Deel 1: geen aftrek mogelijk
Onlangs publiceerde het ACV nog een dossier over ‘rechtvaardige fiscaliteit’. Als de vakbond zichzelf ernstig neemt, laat hij het laatste restje voorbehoud in zijn houding tegenover het ACW maar beter varen. Er kan immers niet de minste twijfel over bestaan dat de cvba Sociaal Engagement door het ACW opgericht én bestuurd werd met als doel zo weinig mogelijk belastingen te betalen. Via deze constructie is het ACW erin geslaagd in de periode 2003-’11 op 102 miljoen euro aan ontvangen dividenden amper 58.000 euro vennootschapsbelasting te betalen.
De cruciale vraag is of het ACW daarbij buiten de lijntjes van de wet heeft gekleurd. Vooral de belastingaftrek in het kader van de DBI (definitief belaste inkomsten) staat zwaar ter discussie. De wetgever heeft de DBI-regeling in het leven geroepen om in bepaalde gevallen dubbele belasting van vennootschapswinsten te voorkomen. De wet bepaalt dat een vennootschap 95 procent van het bedrag aan ontvangen dividenden mag aftrekken van haar belastbare basis. Maar daar zijn uiteraard voorwaarden aan verbonden.

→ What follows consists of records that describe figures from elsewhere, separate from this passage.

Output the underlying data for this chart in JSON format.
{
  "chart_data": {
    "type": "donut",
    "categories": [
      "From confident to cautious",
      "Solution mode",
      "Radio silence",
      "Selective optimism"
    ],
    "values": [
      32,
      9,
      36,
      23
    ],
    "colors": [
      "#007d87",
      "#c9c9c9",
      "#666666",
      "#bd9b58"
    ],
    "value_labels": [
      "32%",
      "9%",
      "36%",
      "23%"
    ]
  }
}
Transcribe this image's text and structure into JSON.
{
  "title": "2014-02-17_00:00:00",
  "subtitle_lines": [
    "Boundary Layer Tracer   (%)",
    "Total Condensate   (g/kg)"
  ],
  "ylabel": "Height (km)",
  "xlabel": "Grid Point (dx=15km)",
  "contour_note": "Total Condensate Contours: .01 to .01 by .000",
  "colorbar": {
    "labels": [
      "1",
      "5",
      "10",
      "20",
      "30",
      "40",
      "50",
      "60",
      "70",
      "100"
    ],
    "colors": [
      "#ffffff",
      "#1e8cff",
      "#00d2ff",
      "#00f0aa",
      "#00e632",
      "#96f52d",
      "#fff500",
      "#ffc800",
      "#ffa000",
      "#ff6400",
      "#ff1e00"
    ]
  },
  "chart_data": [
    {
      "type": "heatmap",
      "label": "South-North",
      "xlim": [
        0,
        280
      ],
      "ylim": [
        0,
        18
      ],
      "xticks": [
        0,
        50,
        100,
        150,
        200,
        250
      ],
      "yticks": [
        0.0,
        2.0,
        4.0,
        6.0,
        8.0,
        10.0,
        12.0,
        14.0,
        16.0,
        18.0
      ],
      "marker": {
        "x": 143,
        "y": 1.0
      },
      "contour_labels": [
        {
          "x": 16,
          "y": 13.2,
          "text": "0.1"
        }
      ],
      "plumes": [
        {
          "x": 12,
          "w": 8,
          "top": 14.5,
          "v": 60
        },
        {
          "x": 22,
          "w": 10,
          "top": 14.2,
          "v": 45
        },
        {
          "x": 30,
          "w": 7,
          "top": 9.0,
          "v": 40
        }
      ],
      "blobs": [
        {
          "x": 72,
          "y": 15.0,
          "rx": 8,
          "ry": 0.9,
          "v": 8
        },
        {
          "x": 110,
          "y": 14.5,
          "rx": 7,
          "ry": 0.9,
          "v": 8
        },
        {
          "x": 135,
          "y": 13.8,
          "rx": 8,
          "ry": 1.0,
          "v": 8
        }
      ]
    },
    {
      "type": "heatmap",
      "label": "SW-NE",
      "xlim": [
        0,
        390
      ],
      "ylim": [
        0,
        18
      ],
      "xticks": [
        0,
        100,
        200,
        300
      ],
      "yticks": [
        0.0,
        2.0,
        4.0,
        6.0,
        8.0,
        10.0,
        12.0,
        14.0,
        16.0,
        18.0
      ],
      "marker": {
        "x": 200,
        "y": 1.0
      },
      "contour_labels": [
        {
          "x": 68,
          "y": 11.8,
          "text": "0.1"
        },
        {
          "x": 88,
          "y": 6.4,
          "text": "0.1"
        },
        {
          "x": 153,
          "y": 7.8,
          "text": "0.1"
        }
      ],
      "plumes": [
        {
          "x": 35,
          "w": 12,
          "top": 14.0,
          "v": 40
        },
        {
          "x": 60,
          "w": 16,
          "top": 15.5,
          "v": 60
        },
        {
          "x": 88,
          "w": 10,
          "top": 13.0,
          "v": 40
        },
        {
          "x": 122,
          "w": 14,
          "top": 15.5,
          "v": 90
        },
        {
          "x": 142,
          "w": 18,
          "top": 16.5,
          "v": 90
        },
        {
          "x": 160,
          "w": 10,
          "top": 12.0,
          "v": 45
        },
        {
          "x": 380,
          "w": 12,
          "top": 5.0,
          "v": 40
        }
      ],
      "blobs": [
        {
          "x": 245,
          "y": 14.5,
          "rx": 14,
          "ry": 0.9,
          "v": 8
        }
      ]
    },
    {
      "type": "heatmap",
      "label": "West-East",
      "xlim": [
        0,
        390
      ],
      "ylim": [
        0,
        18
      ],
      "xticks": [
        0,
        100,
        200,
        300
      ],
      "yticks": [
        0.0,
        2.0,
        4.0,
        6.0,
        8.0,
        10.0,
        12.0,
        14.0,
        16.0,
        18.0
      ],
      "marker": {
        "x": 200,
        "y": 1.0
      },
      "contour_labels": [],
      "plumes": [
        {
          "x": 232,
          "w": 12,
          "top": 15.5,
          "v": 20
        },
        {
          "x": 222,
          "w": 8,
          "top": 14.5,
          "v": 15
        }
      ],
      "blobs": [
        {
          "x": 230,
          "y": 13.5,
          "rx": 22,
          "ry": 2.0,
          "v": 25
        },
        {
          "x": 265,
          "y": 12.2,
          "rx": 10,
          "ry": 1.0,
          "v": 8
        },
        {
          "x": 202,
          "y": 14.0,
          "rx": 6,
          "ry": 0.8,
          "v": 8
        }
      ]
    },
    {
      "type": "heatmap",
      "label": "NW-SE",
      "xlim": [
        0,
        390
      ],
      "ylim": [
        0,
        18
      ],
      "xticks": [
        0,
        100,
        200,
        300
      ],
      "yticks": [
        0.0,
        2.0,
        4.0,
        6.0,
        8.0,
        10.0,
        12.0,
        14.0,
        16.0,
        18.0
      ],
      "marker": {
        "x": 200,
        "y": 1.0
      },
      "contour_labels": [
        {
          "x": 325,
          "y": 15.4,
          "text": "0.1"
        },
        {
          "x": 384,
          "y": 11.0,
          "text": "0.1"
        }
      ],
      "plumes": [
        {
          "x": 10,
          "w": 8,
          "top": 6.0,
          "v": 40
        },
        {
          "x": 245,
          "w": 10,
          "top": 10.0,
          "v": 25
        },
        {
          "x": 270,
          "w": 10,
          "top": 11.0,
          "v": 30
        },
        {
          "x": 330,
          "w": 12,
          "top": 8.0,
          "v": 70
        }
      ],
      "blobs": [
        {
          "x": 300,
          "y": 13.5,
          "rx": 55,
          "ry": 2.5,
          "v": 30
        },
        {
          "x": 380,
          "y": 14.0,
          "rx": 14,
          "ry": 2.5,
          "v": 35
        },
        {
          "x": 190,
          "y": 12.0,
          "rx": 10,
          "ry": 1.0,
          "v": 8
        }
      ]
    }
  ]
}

De vennootschap die van de DBI-aftrek wil genieten, moet aan een van de twee volgende voorwaarden voldoen. Ofwel moet zij aandelen hebben van de uitkerende vennootschap met een aanschaffingswaarde van minstens 1,2 miljoen euro (ondertussen opgetrokken naar 2,5 miljoen euro), ofwel moeten die aandelen minstens 10 procent van het kapitaal of van de stemrechten vertegenwoordigen.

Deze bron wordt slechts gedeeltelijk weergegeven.